While Nena may have climbed up the charts with “99 Luftballons” in ‘83, German music has never made a dent in the American mainstream—like everything else that’s not in English. (If Shakira needs to abandon Spanish, you know there’s no hope.) And so it made sense that Tokio Hotel’s debut U.S. release, which came out on Sept. 11, would be a CD single of “Ready Steady Go” (originally “Übers Ende der Welt”) and “Scream” (“Schrei”). It made even more sense that it would be sold only in Hot Topic stores—an association with the titan of goth-lite mall fashion is natural for a band whose image is a crucial element of its success.

The Kaulitzes are sexy in a nonthreatening way, which explains their appeal to ‘tweens but also a corresponding mountain of animosity. The biggest attacks are lobbed by boys, who sometimes target the music but more often go for Bill Kaulitz’s gender (“Is he a girl?”) and sexuality (“Is he gay?”). Many seem unable to comprehend why males would spend so much time on makeup and clothes, and simply cannot deal with Tom’s androgyny. The haters devote a stupefying amount of energy to the band. Just go to dailymotion.com and type “anti tokio hotel”—parodies, ad hominem attacks, and all-around derision flow out. Just one example: Someone posted a video of young drummers to show that Gustav isn’t that good for his age. As an article in the Frankfurter Rundschau recently mused, “Who would have thought it was still possible to annoy people in the haggard world of pop?”
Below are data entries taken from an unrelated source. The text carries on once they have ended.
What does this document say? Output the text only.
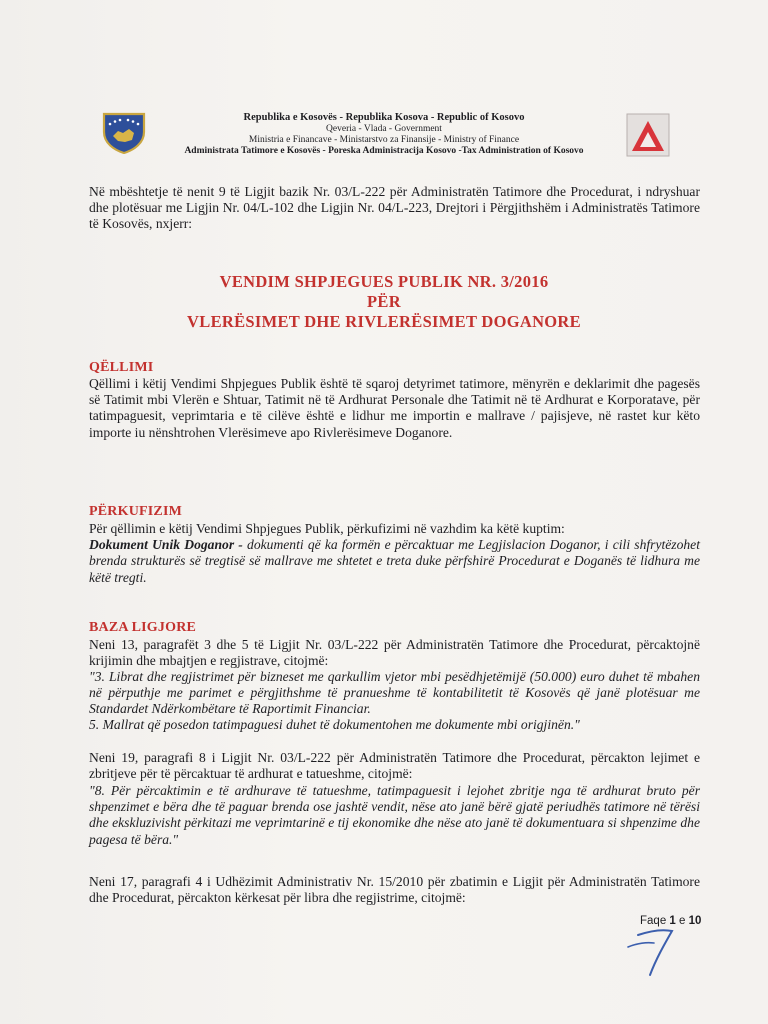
Republika e Kosovës - Republika Kosova - Republic of Kosovo
Qeveria - Vlada - Government
Ministria e Financave - Ministarstvo za Finansije - Ministry of Finance
Administrata Tatimore e Kosovës - Poreska Administracija Kosovo -Tax Administration of Kosovo
Në mbështetje të nenit 9 të Ligjit bazik Nr. 03/L-222 për Administratën Tatimore dhe Procedurat, i ndryshuar dhe plotësuar me Ligjin Nr. 04/L-102 dhe Ligjin Nr. 04/L-223, Drejtori i Përgjithshëm i Administratës Tatimore të Kosovës, nxjerr:
VENDIM SHPJEGUES PUBLIK NR. 3/2016
PËR
VLERËSIMET DHE RIVLERËSIMET DOGANORE
QËLLIMI
Qëllimi i këtij Vendimi Shpjegues Publik është të sqaroj detyrimet tatimore, mënyrën e deklarimit dhe pagesës së Tatimit mbi Vlerën e Shtuar, Tatimit në të Ardhurat Personale dhe Tatimit në të Ardhurat e Korporatave, për tatimpaguesit, veprimtaria e të cilëve është e lidhur me importin e mallrave / pajisjeve, në rastet kur këto importe iu nënshtrohen Vlerësimeve apo Rivlerësimeve Doganore.
PËRKUFIZIM
Për qëllimin e këtij Vendimi Shpjegues Publik, përkufizimi në vazhdim ka këtë kuptim:
Dokument Unik Doganor - dokumenti që ka formën e përcaktuar me Legjislacion Doganor, i cili shfrytëzohet brenda strukturës së tregtisë së mallrave me shtetet e treta duke përfshirë Procedurat e Doganës të lidhura me këtë tregti.
BAZA LIGJORE
Neni 13, paragrafët 3 dhe 5 të Ligjit Nr. 03/L-222 për Administratën Tatimore dhe Procedurat, përcaktojnë krijimin dhe mbajtjen e regjistrave, citojmë:
"3. Librat dhe regjistrimet për bizneset me qarkullim vjetor mbi pesëdhjetëmijë (50.000) euro duhet të mbahen në përputhje me parimet e përgjithshme të pranueshme të kontabilitetit të Kosovës që janë plotësuar me Standardet Ndërkombëtare të Raportimit Financiar.
5. Mallrat që posedon tatimpaguesi duhet të dokumentohen me dokumente mbi origjinën."
Neni 19, paragrafi 8 i Ligjit Nr. 03/L-222 për Administratën Tatimore dhe Procedurat, përcakton lejimet e zbritjeve për të përcaktuar të ardhurat e tatueshme, citojmë:
"8. Për përcaktimin e të ardhurave të tatueshme, tatimpaguesit i lejohet zbritje nga të ardhurat bruto për shpenzimet e bëra dhe të paguar brenda ose jashtë vendit, nëse ato janë bërë gjatë periudhës tatimore në tërësi dhe ekskluzivisht përkitazi me veprimtarinë e tij ekonomike dhe nëse ato janë të dokumentuara si shpenzime dhe pagesa të bëra."
Neni 17, paragrafi 4 i Udhëzimit Administrativ Nr. 15/2010 për zbatimin e Ligjit për Administratën Tatimore dhe Procedurat, përcakton kërkesat për libra dhe regjistrime, citojmë:
Faqe 1 e 10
Even as Tokio Hotel prepares for its next moves—master English, start drinking legally—it will be interesting to see if more European acts, emboldened by its success, realize they can cross borders despite shunning the pop-rock mainstream’s lingua franca. They won’t mean much to insular England and America, but they could have more impact on future identity politics in the European community than all the Brussels bureaucrats put together.